For telcos, this means overhauling OSS/BSS and deploying virtualised network infrastructure to give the end user – whether it is a consumer or an enterprise – not only the ability to design a service that meets their individual requirements, but also the ability to adapt that service on the fly, should their requirements change. Interaction with the customer again is determined by the customer, whether that is an app-based self-service portal, an instant messaging client, or a phone call.

However, "it’s not about making any process digital, because if it’s a bad process to start with, you will end up with a bad digital process," said Glaeser, who has previously worked for E-Plus, KPN and Vodafone. "It is about thinking about the right process.

"It is not a case of taking what is already there and just putting it in the cloud either," he said.

This is why digital transformation done properly is such a fundamental change to go through, because it requires a thorough evaluation of existing processes to see whether their digitisation will achieve the objectives set out in a digital transformation strategy.

Adding further complexity, is the fact that telcos that want to evolve into digital service providers that operate more in a Web-based, cloud-based environment, "automatically become part of an ecosystem, where maybe companies are working together that have never worked together before," Glaeser said.

Telcos will have to decide when to partner and when to build in-house, depending on their scale and their strategy.

Managing all this complexity requires strong leadership.

"It comes down to being very top-down in your strategy to hold the framework together," Glaeser said, adding that staff competence is also very important. "Do you have the right people, the right DNA in your company?
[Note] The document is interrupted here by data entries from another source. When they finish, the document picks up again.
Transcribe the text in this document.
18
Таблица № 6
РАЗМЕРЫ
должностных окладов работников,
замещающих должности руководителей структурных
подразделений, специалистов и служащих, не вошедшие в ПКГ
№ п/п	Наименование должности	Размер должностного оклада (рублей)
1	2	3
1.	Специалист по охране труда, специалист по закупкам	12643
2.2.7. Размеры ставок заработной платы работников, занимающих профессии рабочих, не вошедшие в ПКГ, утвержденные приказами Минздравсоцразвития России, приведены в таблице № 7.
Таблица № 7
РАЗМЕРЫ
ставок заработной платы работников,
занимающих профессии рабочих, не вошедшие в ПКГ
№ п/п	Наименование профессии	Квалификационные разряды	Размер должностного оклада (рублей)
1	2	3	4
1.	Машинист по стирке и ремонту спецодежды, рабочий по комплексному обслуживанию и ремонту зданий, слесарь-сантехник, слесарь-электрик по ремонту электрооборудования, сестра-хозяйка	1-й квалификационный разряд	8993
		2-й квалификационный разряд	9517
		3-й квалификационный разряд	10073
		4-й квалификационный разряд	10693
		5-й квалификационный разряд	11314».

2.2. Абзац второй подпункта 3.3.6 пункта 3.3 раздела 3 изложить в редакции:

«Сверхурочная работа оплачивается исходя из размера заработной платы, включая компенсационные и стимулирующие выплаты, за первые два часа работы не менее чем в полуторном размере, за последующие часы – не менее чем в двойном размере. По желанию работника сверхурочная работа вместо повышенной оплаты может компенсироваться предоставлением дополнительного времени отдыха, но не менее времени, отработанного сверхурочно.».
Before you can transform into a digital company, you need digital competence."

Then, when the infrastructure, processes, corporate culture, and systems have all been transformed, all that remains is the not-so-simple task of using them as a platform for constant innovation.

"You need to exploit the new technology and digital processes you have established to innovate in an ongoing fashion. Bring new services to life and launch them very fast," Glaeser advised.